Source: “Targeting inflammation in the treatment of type 2 diabetes”, presentation at the Advanced Training for FMH Specialists in Endocrinology/Diabetology (FOSPED): Pro and Contra in Endocrinology, March 27, 2014, Biel.
Literature:
- Larsen CM, et al: Interleukin-1 receptor antagonist in type 2 diabetes mellitus. N Engl J Med 2007; 356: 1517-1526.
- van Asseldonk EJ, et al: Treatment with anakinra improves disposition index but not insulin sensitivity in nondiabetic subjects with the metabolic syndrome: a randomized, double-blind, placebo-controlled study.

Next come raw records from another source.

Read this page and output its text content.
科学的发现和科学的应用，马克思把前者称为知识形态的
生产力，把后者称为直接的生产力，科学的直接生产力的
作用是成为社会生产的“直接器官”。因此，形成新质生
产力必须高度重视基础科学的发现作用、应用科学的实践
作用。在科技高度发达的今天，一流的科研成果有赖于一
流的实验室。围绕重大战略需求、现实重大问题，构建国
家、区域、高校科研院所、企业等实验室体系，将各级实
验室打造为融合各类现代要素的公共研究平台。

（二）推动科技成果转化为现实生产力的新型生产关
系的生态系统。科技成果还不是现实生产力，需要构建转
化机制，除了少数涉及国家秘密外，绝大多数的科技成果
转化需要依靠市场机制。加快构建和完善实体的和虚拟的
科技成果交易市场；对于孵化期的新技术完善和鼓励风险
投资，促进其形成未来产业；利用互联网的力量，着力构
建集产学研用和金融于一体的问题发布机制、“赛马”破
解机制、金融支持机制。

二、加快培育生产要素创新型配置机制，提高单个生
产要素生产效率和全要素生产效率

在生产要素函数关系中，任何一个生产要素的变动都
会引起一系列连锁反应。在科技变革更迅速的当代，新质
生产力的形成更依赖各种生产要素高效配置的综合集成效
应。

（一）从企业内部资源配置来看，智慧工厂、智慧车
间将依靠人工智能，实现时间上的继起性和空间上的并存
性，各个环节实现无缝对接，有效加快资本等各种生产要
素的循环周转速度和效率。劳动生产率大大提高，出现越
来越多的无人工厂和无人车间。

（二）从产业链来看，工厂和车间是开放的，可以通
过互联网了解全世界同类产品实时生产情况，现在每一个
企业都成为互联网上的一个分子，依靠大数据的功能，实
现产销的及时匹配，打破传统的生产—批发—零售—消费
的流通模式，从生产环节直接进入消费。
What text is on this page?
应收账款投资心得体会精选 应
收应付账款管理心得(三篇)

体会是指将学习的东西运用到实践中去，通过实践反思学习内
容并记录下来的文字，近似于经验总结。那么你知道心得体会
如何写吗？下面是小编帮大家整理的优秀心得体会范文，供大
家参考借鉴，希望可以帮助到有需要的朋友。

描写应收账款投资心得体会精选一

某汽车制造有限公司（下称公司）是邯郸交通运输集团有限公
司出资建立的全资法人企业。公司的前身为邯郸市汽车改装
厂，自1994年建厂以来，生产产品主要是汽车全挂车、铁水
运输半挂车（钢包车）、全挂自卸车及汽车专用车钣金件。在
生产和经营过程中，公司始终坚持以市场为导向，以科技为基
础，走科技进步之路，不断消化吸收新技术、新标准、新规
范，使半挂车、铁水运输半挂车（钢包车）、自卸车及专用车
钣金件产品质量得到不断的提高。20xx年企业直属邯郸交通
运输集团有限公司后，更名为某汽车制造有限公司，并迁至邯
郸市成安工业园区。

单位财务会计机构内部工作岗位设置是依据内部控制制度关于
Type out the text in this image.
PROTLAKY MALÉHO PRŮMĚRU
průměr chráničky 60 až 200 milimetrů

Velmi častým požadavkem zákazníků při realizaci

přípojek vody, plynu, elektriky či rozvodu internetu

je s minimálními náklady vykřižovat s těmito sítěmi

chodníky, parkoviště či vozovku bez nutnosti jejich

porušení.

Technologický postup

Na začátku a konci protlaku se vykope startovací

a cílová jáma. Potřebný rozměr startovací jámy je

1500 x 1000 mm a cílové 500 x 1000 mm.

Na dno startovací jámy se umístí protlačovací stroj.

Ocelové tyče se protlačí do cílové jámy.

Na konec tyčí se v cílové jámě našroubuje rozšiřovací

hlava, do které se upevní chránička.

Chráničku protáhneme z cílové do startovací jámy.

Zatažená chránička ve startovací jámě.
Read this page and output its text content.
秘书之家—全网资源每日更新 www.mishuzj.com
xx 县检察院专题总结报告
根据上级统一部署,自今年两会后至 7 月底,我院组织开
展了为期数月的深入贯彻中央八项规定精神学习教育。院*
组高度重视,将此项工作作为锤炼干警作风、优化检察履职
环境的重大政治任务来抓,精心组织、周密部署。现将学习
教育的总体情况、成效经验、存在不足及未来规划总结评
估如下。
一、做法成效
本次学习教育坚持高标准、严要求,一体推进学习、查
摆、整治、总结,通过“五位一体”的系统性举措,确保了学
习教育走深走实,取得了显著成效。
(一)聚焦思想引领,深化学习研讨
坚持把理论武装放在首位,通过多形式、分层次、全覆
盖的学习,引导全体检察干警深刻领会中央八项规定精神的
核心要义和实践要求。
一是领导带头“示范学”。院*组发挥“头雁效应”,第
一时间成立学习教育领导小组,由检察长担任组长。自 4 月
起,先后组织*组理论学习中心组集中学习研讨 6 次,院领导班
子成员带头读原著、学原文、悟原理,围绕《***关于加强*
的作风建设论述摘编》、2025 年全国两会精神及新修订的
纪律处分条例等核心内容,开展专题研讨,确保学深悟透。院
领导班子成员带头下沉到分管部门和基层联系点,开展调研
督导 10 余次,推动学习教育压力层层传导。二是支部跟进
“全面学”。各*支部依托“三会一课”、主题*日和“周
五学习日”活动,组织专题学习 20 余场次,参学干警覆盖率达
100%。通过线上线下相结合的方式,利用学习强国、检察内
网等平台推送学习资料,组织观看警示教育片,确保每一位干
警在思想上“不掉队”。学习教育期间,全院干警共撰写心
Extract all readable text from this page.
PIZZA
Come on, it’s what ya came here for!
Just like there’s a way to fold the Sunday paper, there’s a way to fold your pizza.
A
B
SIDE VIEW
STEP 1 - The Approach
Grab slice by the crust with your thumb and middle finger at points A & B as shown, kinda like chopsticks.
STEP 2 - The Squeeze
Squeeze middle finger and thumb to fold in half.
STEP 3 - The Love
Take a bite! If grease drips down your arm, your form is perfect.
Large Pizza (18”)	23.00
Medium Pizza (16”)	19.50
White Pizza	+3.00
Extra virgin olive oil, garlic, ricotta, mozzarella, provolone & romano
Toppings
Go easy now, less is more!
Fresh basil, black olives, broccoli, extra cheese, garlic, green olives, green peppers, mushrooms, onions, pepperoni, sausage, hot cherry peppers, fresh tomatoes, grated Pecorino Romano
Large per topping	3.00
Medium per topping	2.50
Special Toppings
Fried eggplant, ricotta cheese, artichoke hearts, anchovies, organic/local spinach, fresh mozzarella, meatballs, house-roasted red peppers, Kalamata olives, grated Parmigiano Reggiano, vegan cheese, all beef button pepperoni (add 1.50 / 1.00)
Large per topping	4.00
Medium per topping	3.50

J Clin Endocrinol Metab 2011 Jul; 96(7): 2119-2126. doi: 10.1210/jc.2010-2992. epub 2011 Apr 20.
- Ofei F, et al: Effects of an engineered human anti-TNF-alpha antibody (CDP571) on insulin sensitivity and glycemic control in patients with NIDDM. Diabetes 1996 Jul; 45(7): 881-885.
- Paquot N, et al: No increased insulin sensitivity after a single intravenous administration of a recombinant human tumor necrosis factor receptor: Fc fusion protein in obese insulin-resistant patients. J Clin Endocrinol Metab 2000 Mar; 85(3): 1316-1319.
- Dominguez H, et al: Metabolic and vascular effects of tumor necrosis factor-alpha blockade with etanercept in obese patients with type 2 diabetes. J Vasc Res 2005 Nov-Dec; 42(6): 517-525. epub 2005 Sep 9.
- Bernstein LE, et al: Effects of etanercept in patients with the metabolic syndrome. Arch Intern Med 2006 Apr 24; 166(8): 902-908.
- Ellingsgaard H, et al: Interleukin-6 enhances insulin secretion by increasing glucagon-like peptide-1 secretion from L cells and alpha cells. Nat Med 2011 Oct 30; 17(11): 1481-1489. doi: 10.1038/nm.2513.